How Investment Treaty Protection May Help
Aside from contractual dispute resolution options that foreign investors may have, including by recourse to international commercial arbitration, foreign investors may have rights under multilateral and bilateral investment treaties (BITs). Such investment treaty rights can be very valuable for investors, including by providing leverage in the context of negotiations with governments.
BITs often provide investors with broad substantive protections against state measures, whether by the government, legislature, courts or regulatory bodies whose actions are attributable to the state. These substantive protections often include a requirement of prompt, adequate and effective compensation for direct or indirect expropriation of investments. But they typically extend much further than compensation for expropriation. For example, the majority of BITs also require host states to treat qualifying investors and investments fairly and equitably, which has been interpreted to mean in accordance with investors’ legitimate expectations. Other common substantive protections in BITs include free transfer provisions, an obligation on host states to treat foreign investors and investments in accordance with full protection and security and a requirement that host states treat foreign investors and investments as well as they treat local investors and investments (national treatment) and investors and investments of third states (most-favored-nation or MFN treatment).
An investor does not need a contract with the state or state entities in order to have these rights. However, it does need to be a qualifying investor with a qualifying investment under a BIT in force.
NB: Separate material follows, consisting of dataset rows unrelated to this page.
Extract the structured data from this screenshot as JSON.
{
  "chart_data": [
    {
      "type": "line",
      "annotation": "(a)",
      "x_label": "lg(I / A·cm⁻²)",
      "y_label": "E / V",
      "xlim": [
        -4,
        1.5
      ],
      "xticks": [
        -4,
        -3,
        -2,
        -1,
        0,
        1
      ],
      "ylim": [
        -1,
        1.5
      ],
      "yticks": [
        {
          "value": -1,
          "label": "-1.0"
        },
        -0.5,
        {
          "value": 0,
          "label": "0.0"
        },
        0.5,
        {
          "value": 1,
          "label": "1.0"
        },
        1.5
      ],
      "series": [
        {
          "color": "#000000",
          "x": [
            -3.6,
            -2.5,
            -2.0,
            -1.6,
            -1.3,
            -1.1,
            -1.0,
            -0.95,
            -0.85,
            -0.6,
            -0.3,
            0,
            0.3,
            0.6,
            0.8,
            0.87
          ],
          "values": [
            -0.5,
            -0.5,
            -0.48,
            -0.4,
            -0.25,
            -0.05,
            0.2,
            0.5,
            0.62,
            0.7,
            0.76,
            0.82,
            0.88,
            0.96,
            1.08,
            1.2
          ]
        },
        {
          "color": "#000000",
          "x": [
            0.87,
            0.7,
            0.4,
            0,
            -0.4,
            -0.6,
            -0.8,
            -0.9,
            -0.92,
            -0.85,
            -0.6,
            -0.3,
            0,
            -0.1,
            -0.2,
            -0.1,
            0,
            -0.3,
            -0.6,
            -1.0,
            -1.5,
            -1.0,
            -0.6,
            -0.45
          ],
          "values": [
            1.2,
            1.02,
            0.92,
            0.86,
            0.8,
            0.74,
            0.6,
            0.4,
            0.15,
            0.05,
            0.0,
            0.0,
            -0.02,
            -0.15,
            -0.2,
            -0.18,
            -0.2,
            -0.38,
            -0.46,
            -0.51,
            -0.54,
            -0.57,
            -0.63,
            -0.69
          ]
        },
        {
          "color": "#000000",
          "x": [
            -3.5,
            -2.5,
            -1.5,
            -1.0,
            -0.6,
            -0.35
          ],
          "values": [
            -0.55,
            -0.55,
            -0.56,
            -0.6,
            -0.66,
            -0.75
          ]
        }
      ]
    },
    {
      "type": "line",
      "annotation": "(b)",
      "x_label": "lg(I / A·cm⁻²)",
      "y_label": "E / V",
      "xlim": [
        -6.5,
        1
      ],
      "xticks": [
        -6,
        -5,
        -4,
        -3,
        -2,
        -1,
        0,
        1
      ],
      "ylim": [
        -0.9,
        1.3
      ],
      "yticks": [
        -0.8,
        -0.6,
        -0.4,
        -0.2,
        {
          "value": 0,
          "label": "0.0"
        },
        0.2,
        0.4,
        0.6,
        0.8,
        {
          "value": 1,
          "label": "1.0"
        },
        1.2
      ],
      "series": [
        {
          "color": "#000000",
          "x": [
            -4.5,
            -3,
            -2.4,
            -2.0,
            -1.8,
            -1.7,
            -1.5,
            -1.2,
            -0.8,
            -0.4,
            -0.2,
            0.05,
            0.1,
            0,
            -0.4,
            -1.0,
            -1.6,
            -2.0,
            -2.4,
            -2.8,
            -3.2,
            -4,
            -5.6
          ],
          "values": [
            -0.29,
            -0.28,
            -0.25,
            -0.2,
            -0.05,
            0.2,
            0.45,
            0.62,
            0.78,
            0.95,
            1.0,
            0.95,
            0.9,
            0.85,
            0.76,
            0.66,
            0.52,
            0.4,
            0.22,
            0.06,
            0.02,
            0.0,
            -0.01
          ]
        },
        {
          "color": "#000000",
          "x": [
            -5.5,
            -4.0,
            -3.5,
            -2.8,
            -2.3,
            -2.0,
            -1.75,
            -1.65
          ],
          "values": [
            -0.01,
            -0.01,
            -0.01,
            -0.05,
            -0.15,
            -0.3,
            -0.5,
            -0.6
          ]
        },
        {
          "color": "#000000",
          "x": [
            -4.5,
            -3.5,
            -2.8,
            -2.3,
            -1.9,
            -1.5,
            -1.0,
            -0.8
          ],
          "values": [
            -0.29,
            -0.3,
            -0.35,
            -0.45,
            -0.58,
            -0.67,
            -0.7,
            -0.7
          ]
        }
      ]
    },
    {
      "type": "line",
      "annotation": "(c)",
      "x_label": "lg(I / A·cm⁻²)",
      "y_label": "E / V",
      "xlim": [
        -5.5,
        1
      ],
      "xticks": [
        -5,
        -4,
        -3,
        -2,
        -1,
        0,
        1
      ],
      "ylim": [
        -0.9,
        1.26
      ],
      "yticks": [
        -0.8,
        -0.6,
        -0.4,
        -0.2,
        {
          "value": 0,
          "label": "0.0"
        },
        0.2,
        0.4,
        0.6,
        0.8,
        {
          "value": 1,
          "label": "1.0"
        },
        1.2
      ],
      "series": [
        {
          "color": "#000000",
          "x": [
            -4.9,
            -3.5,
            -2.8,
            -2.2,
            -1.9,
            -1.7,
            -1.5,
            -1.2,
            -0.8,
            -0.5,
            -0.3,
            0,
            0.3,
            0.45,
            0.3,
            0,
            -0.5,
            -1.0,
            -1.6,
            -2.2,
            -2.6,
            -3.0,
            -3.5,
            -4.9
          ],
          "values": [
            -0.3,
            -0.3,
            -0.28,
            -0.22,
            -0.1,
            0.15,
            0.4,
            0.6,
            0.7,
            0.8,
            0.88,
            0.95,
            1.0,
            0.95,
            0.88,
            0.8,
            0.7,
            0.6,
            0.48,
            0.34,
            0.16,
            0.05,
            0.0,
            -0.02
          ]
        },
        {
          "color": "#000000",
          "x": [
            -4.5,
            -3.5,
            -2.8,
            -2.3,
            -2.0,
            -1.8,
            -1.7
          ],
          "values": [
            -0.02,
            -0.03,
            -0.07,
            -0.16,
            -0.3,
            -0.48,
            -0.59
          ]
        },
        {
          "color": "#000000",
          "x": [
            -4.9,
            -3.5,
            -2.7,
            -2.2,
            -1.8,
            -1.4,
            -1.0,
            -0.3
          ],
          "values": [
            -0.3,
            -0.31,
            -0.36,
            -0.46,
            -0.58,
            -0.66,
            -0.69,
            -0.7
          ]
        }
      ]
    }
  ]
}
At least as important as the substantive rights accorded to qualifying investors in BITs is the procedural right that many BITs afford investors to commence international arbitration directly against the host state for damages for violating those substantive rights. Many BITs provide for international arbitration at the International Centre for Settlement of Investment Disputes (ICSID), an arbitration centre established under the auspices of the World Bank. ICSID provides a self-contained arbitration regime whose arbitral awards cannot be challenged in local courts.
Indonesia, for example, is a party to the Convention on the Settlement of Investment Disputes between States and Nationals of Other States (the ICSID Convention). Indonesia is also a party to almost 50 BITs, including with European, Asian, Middle Eastern, Latin American and African states. Investors may benefit from specialist advice on the applicability and scope of BIT protections, whether or not they are engaged in an investment dispute.
Investors in this sector in other countries should be alert to similar measures. They should consult with qualified international lawyers who can identify options and assist them in obtaining protection that may be available to them under treaties in that jurisdiction.